Experimental Results

[0140] FIGS. 7A and 7B show that the positive rate of cells infected with QMV virus is over 80% on the third day, drops to around 65% on the sixth day, and stabilizes above 50% after the ninth day. In contrast, the positive rate of cells infected with VSV-G virus declines rapidly, with a positive rate of 40% on the third day, dropping to 20% on the sixth day, 10% on the ninth day, and 5% on the fifteenth day.

[0141] Simultaneously, cell viability is monitored on days 3, 6, 9, and 15. The cell viability of both QMV and VSV-G infected cells remains unchanged after 15 days of culture, as shown in the statistics in FIG. 7C.

Embodiment 2: Comparison of Transfection of CAR and GFP into NK Cells and T Cells

[0142] To determine whether the QMV virus was CAR-specific and NK cell-specific, further comparative experiments were conducted.

[0143] Using the method described in Embodiment 1, VSV-G and QMV viruses were used to transduce BCMA-CAR into PB-NK, NK92, and T cells. The positive rates were detected on the ninth day post-transduction, using the same detection method as in Embodiment 1. As shown in FIG. 8, the BCMA-CAR positive rates for NK92 and PB-NK cells infected with VSV-G were around 10%, while the BCMA-CAR positive rates for NK92 and PB-NK cells infected with QMV were approximately 95% and 60%, respectively. For T cells infected with VSV-G and QMV viruses, the BCMA-CAR positive rates were similar, around 83%.

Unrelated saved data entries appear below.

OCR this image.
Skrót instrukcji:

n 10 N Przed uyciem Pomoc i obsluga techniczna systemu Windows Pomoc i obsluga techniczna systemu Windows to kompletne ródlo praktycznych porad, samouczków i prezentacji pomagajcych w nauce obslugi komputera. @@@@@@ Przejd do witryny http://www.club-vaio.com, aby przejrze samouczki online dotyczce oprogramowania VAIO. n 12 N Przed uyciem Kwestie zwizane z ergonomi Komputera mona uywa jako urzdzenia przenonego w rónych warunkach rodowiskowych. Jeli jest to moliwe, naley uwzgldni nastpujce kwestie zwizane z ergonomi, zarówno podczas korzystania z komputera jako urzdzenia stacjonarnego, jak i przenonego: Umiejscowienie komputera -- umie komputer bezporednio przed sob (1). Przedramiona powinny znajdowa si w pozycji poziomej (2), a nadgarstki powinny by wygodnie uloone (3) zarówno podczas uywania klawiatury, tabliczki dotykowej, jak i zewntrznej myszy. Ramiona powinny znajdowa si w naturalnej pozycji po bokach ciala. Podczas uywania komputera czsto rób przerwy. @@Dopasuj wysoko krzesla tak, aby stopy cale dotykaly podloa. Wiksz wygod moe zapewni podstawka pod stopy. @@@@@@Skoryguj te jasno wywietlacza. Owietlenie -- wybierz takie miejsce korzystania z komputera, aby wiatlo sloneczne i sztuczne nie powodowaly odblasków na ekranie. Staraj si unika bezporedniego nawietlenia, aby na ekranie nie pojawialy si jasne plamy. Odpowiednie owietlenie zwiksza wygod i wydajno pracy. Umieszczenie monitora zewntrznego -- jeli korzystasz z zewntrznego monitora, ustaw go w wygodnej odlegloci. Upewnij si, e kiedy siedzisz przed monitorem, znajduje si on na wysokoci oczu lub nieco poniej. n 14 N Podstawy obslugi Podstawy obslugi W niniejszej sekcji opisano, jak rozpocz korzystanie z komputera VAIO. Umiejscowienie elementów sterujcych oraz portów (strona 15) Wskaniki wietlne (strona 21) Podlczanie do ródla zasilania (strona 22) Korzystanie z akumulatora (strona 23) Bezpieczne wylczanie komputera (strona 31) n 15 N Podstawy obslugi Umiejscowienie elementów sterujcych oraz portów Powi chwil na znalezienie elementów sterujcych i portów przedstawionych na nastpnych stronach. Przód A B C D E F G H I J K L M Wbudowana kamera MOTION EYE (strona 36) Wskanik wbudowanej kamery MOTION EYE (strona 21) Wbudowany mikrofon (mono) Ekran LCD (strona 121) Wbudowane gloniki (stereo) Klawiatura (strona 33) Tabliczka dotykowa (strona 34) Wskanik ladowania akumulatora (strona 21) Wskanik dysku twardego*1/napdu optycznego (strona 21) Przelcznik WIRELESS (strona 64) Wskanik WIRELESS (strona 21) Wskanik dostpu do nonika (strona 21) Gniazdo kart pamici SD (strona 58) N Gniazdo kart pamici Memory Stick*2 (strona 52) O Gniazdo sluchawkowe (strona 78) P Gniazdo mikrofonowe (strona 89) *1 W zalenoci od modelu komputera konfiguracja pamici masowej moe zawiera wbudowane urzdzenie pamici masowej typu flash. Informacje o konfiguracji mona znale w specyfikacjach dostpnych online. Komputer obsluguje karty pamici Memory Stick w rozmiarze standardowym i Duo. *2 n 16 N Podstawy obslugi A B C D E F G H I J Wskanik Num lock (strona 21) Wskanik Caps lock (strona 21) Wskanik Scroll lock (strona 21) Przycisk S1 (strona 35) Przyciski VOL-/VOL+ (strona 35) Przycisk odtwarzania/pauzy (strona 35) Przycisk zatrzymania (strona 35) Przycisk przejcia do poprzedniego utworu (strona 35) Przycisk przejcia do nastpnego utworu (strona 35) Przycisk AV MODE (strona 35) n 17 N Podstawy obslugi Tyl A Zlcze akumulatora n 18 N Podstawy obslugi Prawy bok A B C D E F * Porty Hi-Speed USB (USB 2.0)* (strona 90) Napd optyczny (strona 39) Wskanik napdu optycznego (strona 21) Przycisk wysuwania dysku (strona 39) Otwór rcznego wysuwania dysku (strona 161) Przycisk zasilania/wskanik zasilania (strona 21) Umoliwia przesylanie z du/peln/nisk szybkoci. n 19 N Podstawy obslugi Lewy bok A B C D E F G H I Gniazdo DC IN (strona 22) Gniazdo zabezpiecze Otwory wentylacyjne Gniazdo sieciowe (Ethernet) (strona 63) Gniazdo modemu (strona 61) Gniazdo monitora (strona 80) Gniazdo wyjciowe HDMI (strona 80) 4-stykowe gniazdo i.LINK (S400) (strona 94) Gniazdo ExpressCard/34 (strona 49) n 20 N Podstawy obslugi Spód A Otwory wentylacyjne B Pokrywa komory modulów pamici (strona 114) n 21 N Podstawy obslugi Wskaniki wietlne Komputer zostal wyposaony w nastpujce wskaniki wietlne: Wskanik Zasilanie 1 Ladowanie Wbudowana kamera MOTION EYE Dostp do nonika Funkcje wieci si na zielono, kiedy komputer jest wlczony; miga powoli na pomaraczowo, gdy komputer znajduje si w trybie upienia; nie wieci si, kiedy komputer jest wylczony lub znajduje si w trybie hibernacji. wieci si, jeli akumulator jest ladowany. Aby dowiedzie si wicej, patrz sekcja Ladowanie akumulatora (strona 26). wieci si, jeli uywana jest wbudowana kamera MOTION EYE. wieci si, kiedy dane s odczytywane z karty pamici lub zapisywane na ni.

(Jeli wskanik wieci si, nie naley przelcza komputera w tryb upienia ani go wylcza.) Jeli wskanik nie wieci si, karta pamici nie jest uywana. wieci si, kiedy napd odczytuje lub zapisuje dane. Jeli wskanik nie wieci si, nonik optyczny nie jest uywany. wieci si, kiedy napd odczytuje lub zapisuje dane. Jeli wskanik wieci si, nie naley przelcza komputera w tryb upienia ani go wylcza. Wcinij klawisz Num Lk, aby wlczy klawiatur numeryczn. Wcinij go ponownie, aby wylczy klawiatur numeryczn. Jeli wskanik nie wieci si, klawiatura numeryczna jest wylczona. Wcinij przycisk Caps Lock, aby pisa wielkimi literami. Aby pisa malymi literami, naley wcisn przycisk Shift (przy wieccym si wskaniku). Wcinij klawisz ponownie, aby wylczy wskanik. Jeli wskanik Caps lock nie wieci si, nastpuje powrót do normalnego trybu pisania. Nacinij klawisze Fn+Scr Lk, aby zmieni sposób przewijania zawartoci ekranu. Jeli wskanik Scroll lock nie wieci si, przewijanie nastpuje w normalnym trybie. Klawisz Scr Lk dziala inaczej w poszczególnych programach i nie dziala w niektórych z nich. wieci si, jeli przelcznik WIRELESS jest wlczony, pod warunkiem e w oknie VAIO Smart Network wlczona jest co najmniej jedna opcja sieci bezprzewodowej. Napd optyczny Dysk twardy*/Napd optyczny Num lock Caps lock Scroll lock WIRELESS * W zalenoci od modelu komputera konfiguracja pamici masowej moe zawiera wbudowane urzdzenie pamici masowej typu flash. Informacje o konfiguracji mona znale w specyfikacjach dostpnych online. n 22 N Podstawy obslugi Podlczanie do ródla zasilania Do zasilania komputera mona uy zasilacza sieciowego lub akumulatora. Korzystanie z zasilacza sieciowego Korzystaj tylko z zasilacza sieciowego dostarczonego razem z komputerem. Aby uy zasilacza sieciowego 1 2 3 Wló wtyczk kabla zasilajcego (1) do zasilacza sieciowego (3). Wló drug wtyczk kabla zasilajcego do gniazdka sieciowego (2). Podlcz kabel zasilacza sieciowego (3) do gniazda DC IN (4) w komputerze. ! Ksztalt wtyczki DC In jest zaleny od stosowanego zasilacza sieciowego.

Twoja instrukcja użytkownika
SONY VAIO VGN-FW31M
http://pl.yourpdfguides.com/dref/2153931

[0144] Following the same method as in Embodiment 1, VSV-G and QMV viruses were used to transduce GFP into PB-NK, NK92, and T cells, with the positive rates detected on the ninth day post-transduction, using the same detection method as in Embodiment 1. As shown in FIG. 9, the GFP positive rates for NK92 and PB-NK cells infected with VSV-G were 36% and 22%, respectively, while the GFP positive rates for NK92 and PB-NK cells infected with QMV were 60% and 50%, respectively. For T cells infected with VSV-G and QMV viruses, the GFP positive rates were similar, both in the range of 96-97%.

[0145] The above results indicate that the QMV viral transduction system of the present disclosure is suitable for various immune cells, demonstrating high and stable transduction efficiency when expressing different target genes.